PostScript is dangerous as a vector of attack. You can create an infinite loop as a DoS. Way back in the NeXT days, you could get remote control a system with an invisible block of postscript put in an email, turning on microphones and cameras and dumping that data to hosts. It became a nightmare to secure. The DOD physically destroyed those inputs on their black hardware to deal with it. Apple moved to DisplayPDF for license cost reasons primarily, but security and performance were also factors.


But the only one of those problems that is due to it being a Turing-complete language is the infinite loops, the other ones are just a question of the mail client exposing sensitive capabilities to untrusted code (which it should not do, of course).

As for infinite loops, SVG allows you to make definitions and refer back to them, so you can write documents which take exponential time (in the document size) to render --- in practice that is as big a DoS attack.
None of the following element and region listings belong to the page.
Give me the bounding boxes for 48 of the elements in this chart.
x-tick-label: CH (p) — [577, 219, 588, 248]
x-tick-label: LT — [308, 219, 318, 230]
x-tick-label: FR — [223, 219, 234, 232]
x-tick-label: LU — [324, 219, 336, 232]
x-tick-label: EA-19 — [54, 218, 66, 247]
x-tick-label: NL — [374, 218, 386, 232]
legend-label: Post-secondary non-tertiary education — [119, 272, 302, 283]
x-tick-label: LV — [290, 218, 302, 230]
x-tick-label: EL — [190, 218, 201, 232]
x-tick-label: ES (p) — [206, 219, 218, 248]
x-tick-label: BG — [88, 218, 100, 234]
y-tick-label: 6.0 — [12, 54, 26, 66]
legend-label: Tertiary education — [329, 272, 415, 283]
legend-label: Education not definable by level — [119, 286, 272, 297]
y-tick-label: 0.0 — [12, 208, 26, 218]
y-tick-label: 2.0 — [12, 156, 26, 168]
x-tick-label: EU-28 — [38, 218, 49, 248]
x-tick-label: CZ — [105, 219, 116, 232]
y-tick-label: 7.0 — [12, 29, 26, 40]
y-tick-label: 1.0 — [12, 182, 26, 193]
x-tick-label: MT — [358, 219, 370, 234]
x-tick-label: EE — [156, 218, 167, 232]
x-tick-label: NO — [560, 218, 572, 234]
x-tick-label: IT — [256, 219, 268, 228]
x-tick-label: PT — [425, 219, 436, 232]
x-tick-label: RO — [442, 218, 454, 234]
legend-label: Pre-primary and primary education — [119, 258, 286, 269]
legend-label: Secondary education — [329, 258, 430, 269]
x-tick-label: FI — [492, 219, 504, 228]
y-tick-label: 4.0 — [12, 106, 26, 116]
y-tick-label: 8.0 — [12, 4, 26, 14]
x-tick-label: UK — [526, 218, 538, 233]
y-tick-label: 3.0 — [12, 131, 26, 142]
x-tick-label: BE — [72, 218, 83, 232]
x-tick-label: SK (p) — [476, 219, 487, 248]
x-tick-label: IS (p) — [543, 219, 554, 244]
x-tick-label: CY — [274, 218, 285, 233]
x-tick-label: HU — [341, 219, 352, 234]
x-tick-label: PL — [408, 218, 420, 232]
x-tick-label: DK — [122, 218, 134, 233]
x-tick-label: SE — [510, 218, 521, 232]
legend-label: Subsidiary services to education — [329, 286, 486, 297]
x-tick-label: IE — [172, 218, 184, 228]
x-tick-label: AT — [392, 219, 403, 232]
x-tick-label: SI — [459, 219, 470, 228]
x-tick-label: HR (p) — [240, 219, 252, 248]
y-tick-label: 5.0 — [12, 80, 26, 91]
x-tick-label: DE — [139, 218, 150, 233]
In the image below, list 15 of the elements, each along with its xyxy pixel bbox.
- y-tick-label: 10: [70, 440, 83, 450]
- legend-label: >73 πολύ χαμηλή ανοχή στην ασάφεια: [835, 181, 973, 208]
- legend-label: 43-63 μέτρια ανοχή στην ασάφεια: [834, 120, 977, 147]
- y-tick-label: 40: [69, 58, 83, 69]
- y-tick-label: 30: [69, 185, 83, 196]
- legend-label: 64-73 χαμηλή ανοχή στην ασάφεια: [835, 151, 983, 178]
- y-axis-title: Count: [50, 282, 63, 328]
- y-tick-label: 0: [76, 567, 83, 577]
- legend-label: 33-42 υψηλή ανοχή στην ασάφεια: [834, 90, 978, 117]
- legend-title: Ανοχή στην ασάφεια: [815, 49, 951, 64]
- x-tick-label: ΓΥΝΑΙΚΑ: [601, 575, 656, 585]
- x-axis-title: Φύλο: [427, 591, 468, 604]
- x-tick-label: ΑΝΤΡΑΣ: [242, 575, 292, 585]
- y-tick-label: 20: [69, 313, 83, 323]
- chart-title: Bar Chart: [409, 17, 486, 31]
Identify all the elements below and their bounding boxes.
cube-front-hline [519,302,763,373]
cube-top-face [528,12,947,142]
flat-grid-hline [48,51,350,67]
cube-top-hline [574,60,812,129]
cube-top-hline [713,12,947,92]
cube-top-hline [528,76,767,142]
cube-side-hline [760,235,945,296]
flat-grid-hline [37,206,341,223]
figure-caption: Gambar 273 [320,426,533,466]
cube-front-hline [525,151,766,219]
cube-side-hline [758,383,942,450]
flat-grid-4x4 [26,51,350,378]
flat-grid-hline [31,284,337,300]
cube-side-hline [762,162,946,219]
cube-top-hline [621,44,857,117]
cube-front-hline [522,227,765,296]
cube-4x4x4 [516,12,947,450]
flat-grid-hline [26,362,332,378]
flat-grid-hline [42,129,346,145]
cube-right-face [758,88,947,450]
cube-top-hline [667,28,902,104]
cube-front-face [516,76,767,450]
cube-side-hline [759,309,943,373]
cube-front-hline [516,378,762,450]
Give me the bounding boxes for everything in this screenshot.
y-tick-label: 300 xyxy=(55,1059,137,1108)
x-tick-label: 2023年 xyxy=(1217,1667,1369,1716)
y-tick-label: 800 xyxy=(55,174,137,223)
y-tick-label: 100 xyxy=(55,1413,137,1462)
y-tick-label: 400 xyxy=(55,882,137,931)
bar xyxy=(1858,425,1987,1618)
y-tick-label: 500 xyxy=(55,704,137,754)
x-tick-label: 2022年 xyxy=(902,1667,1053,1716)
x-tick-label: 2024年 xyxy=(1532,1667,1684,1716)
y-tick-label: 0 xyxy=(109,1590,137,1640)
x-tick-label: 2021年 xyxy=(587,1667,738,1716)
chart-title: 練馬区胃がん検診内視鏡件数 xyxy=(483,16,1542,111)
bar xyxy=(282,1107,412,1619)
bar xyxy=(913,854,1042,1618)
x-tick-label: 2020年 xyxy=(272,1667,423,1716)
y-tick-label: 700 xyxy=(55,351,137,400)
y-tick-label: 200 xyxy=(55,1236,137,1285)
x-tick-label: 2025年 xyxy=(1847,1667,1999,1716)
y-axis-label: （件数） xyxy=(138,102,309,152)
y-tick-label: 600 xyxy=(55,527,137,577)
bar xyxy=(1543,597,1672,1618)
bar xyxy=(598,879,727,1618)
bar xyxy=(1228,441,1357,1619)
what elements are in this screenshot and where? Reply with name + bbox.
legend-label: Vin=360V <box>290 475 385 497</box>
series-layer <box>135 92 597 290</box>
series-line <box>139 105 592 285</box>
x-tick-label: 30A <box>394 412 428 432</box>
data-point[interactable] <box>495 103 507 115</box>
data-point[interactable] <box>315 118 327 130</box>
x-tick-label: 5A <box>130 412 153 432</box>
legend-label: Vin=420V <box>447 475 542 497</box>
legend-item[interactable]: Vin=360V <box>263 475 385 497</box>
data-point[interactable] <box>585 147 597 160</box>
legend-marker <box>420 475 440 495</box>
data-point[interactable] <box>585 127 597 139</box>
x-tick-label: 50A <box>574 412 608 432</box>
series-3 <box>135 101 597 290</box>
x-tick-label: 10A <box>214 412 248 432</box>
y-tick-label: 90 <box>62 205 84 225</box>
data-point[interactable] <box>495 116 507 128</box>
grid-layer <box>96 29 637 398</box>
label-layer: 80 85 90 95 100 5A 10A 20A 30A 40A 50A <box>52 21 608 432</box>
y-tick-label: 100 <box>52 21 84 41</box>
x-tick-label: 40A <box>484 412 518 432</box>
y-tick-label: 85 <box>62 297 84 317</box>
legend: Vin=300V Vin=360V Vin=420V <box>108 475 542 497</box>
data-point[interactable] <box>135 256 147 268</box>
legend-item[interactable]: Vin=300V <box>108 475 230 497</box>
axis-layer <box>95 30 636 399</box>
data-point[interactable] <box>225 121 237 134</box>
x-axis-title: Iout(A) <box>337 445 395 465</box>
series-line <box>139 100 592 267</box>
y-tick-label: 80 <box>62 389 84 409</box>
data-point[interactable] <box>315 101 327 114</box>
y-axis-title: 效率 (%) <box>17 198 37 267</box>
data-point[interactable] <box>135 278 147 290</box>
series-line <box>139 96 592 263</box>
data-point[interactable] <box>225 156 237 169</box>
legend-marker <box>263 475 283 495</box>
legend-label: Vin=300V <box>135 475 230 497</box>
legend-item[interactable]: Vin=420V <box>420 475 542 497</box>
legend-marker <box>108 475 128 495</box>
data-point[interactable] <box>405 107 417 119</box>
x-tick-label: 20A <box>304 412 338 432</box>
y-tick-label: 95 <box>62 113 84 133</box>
And the way to deal with it is the same, you need to impose resource limits when rendering files given to you by an untrusted attacker.

It seems that Postscript the language got an bad reputation for kindof unfair reasons: the toolset was written assuming that files were generated by friendly people, and then those tools were run an arbitrary code from the internet. But it is totally possible to write a Postscript interpreter which runs code in isolation, just as you can for Java or Javascript.


Not being sure your document is going to finish rendering isn't ideal.